The primary benefit of capturing a location is it becomes a respawn point for the owners. The closer your respawn point to the enemy base, the quicker you can get there after dying. And, of course, owning the location provides access to its Req Station as well.
At various times throughout the match, a skull icon appears on the map. A timer near the icon tells how long before Prometheans or Covenant will arrive. The narrator announces their arrival too. Once the hostile aliens show up, either side can gain points by killing the invaders. That might be the smartest option for less-skilled players.
The AI faction occasionally spawns bosses as well. The Promethean boss is called Knight Strategos. He towers over Spartans and other units. The Covenant boss goes by Baron 'Sroam. I didn't get to see him, but apparently he flies a Banshee. Don't expect to kill these guys all by your lonesome; they pack a six-pack of punches. Killing a boss will score your team a whopping 200 points.

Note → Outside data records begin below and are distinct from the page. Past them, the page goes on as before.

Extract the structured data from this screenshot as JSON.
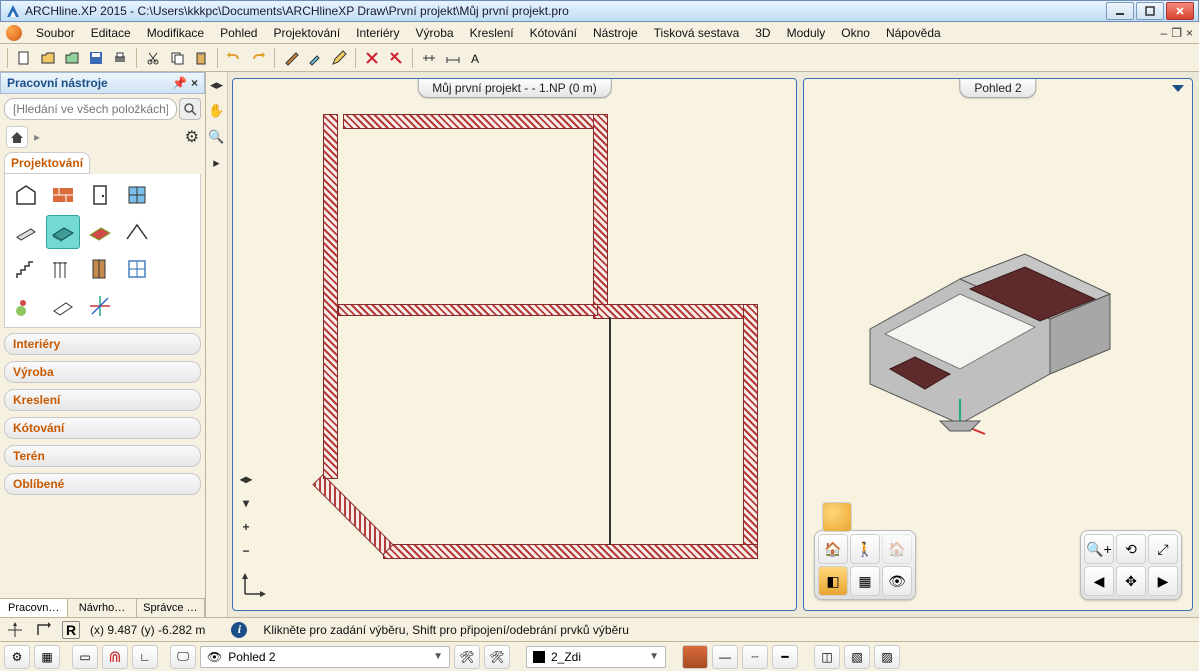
{
  "titlebar": {
    "title": "ARCHline.XP 2015 - C:\\Users\\kkkpc\\Documents\\ARCHlineXP Draw\\První projekt\\Můj první projekt.pro"
  },
  "menu": {
    "items": [
      "Soubor",
      "Editace",
      "Modifikace",
      "Pohled",
      "Projektování",
      "Interiéry",
      "Výroba",
      "Kreslení",
      "Kótování",
      "Nástroje",
      "Tisková sestava",
      "3D",
      "Moduly",
      "Okno",
      "Nápověda"
    ]
  },
  "panel": {
    "header": "Pracovní nástroje",
    "search_placeholder": "[Hledání ve všech položkách]",
    "categories": {
      "active": "Projektování",
      "others": [
        "Interiéry",
        "Výroba",
        "Kreslení",
        "Kótování",
        "Terén",
        "Oblíbené"
      ]
    },
    "bottom_tabs": [
      "Pracovn…",
      "Návrho…",
      "Správce …"
    ]
  },
  "views": {
    "view2d_tab": "Můj první projekt -  - 1.NP (0 m)",
    "view3d_tab": "Pohled 2"
  },
  "status": {
    "coords": "(x) 9.487   (y) -6.282 m",
    "hint": "Klikněte pro zadání výběru, Shift pro připojení/odebrání prvků výběru"
  },
  "propbar": {
    "view_combo": "Pohled 2",
    "layer_combo": "2_Zdi"
  }
}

Why do points matter? They can win you the game! The first side to reach 1,000 points takes the victory, so a boss kill definitely helps. The match has a time limit (18 minutes in our demonstration), so score also determines the winner when matches run too long.
The other way to win is by destroying the enemy base's core. You'll have to work at that by first capturing all bases on the map. After you do, the core opens up and becomes vulnerable. Destroy it to take the win!
Whether the red or blue team wins, that team will enjoy a cinematic take off from the battleground. In my case, our team does not get that satisfaction. We lost, but everyone seemed to have a great time.
I'm not sure if Warzone will capture the co-op gamers who have given up on competitive multiplayer. Victory still comes down to one team playing better than the other, after all. But you can find some fun cooperative moments when the Prometheans and Covenant come a-calling. And the smaller goals of earning energy to buy equipment prove more engaging than just running across some huge battlefield looking for trouble. I expect competitive players will have just as fine a time, especially with all the human and AI opponents they'll get to blast.
Halo 5: Guardians comes exclusively to Xbox One on October 27.
Do you guys prefer co-op or competitive multiplayer? Anybody like them both equally?